Adapun pemerintahan Jokowi yang penuh semangat revolusi mental, nun tetap tak bisa menghindar dari terkooptasi oleh kebohongan massal dan pembohongan hukum yang terjadi pada lintas lembaga hukum. Dan di antara para penegak hukum itu sendiri terjadi saling memfitnah dan saling mendustakan. Calon Kapolri yang menjadi tersangka koruptor dimenangkan gugatannya oleh pra-peradilan. Dan melegendalah peristiwa itu, demikianpun melegendanya keputusan Hakim Sarpin Rizaldi, tapi dunia hukum menjadi semakin tak bertuan. Tokoh notorious juga banyak pembelanya, bahkan lebih banyak dari yang teraniaya dan terzalimi. Itu tandanya setan sudah bermuka dua, seperti kebenaran sekaligus kebatilan yang dibenarkan.

Maka pada akhirnya sulit melihat kebenaran lagi, tatkala semua orang membicarakan kebenaran untuk membenarkan yang salah. Tuduhan terlibat sensualitas demi mengadakan jerat hukum oleh Polri kepada Abraham Samad, sungguh tak layak diadakan di hadapan publik yang tidak semuanya bodoh. Publik berhak menilai dan memilih siapa yang benar, tapi hukum yang timpang bisa mengadakan ketetapan yang lain. Adapun itu adalah dosa yang niscaya bertulah. Dan hal semacam itu bisa berbalik mengenai siapa saja yang terlibat di dalamnya. Obsenitas lebih banyak terdapat di ranah keterkutukan karena di sanalah ranah pandemonium (hiruk-pikuk kerajaan iblis).
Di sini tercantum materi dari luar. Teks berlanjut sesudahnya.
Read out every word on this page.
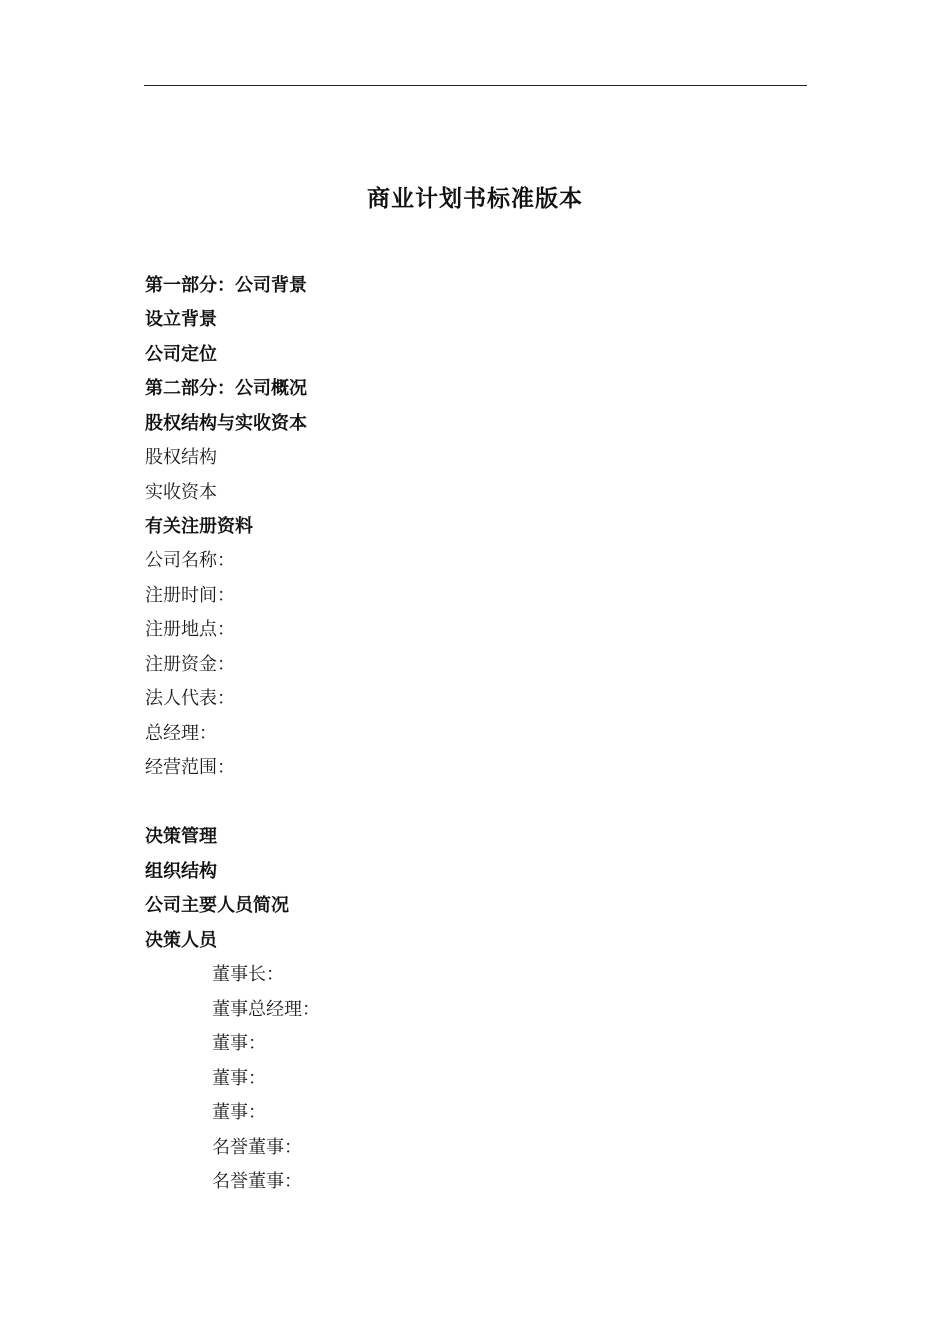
商业计划书标准版本
第一部分：公司背景
设立背景
公司定位
第二部分：公司概况
股权结构与实收资本
股权结构
实收资本
有关注册资料
公司名称：
注册时间：
注册地点：
注册资金：
法人代表：
总经理：
经营范围：
决策管理
组织结构
公司主要人员简况
决策人员
董事长：
董事总经理：
董事：
董事：
董事：
名誉董事：
名誉董事：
Tapi Abraham Samad telah dirugikan melalui pemikiran obsenitas lawannya karena tuduhannya terlalu sepele untuk dijadikan dakwaan pelanggaran hukum. Ah, kenapa pemerintah dan masyarakat anti korupsi tak gigih mati-matian melawan cara-cara curang dan fitnah seperti itu? Karena biarpun sedikit pegiat anti korupsi kalau tak mau mengalah terhadap mafia hukum, niscaya perjuangannya akan mewujud. Karena siapa yang tak menginginkan kebenaran itu yang menang? Sedangkan Tuhan juga tak mungkin tinggal diam.

Demikian sekarang ini fenomena kerancuan hukum semacam itu jelas telah membuntu hukum. Silang pendapat para ahli hukum dan para tokoh, tak lain adalah pertunjukan kerancuan tersebut yang semakin larut. Maka nyaris semua kebenaran tak bisa terjamin bisa dipercaya.

Kehidupan manusia penuh fitnah dan dusta yang melingkar-lingkar. Oleh karena itu, Tuhan mendatangkan Surga dan Malaikat-Nya untuk memurnikan suara hati nurani manusia kembali. Demikian Tuhan kembali berwahyu. Untuk itu, Tuhan ingin menunjukkan Perhatian-Nya kepada umat manusia yang sedang konyol kehilangan sense dan tak bisa saling mempercayai.

Maka jangan janggalkan Kewahyuan yang sedang turun sekarang ini. Inilah pencerahan yang diadakan untuk manusia agar bisa kembali peka terhadap suara hati nuraninya. Demikian kami jelaskan bahwa peluruhan komunikasi Ruh Tuhan kepada semua makhluk ciptaan Tuhan sudah merupakan hukum alam. Bahwa siapa-siapa yang menginginkan kebenaran dan memperjuangkannya dengan sigap dan serius tanpa patah perlawanan, maka niscaya mereka akan terasah hati nuraninya mendengarkan suara malaikat memberikan petunjuk dan arahan dari Tuhan.

Adapun dalam hati sanubari setiap manusia, terdapat rongga yang dapat terpakai sebagai ruang komunikasi dengan Tuhan. Dan dalam kesadaran titik terendah pun, umat manusia masih selalu mengharap Kehadiran Tuhan dalam diri mereka, kecuali mereka yang atheis.